Riding the clutch is when you rest your left foot on the clutch pedal while driving, partially depressing it. This will help to wear the clutch out prematurely. It often occurs without the driver realising they are doing it, so to avoid this you should remove your foot from over the clutch pedal after you have finished accelerating and changing into the lower gears so as to avoid temptation of resting it on the clutch pedal. Learn to do this without thinking about it as soon as you are comfortably travelling at your desired cruising speed.

A good way to avoid riding the clutch is to place your left foot to the left of the clutch. Many cars will, if you attempt this, offer an excellent block thingy upon which to rest your idle limb.

This will keep you from depressing whichever pedal happens to be underfoot - clutch or brake. Moreover, if/when you decide to crash your vehicle, you'll appreciate having something stable to brace yourself on, that you may survive to crash another day.
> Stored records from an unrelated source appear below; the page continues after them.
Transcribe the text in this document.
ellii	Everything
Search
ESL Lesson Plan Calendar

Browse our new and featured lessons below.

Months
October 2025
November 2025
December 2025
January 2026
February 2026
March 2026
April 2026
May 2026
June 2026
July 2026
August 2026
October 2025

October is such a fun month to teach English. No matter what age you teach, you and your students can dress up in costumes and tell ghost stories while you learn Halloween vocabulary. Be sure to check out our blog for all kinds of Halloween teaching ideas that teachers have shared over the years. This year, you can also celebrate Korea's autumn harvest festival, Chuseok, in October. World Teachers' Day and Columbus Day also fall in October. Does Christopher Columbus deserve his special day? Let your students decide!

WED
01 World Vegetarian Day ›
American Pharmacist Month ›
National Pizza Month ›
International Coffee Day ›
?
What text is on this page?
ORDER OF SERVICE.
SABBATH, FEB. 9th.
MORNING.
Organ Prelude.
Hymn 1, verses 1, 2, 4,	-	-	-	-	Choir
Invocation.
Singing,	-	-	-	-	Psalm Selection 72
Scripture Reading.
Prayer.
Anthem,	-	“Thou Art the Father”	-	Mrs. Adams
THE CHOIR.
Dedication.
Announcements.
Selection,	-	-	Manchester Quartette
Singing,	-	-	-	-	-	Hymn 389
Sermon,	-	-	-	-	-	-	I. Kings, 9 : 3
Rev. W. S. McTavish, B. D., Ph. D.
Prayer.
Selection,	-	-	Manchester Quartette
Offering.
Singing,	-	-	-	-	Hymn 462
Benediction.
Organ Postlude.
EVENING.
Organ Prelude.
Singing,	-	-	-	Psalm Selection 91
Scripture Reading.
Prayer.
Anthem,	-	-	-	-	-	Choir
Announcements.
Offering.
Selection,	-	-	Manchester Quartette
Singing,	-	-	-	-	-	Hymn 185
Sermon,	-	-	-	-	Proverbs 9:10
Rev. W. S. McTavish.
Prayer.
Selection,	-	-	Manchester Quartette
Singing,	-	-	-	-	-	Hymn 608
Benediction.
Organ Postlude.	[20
By having something stable underfoot, you should be able to tone down your body's desire to fly forward, assuming a head-on crash is what you're after. This will stop your head from hitting the steering wheel, and should therefore give you some time to wonder why you aren't wearing a seatbelt, as you wait for the airbag to arrive and provide some much-needed R & R for what has turned out to be a mostly stressful afternoon.

Additionally, my (Australian) driving instructor once spake thus: To disobey this teaching is to disobey the Urban Priesthood themselves. Do you hear me, child!? Such does not simply offend the sensibilities, nay, 'tis unlawful unto itself!

That driving instructor cost way too much.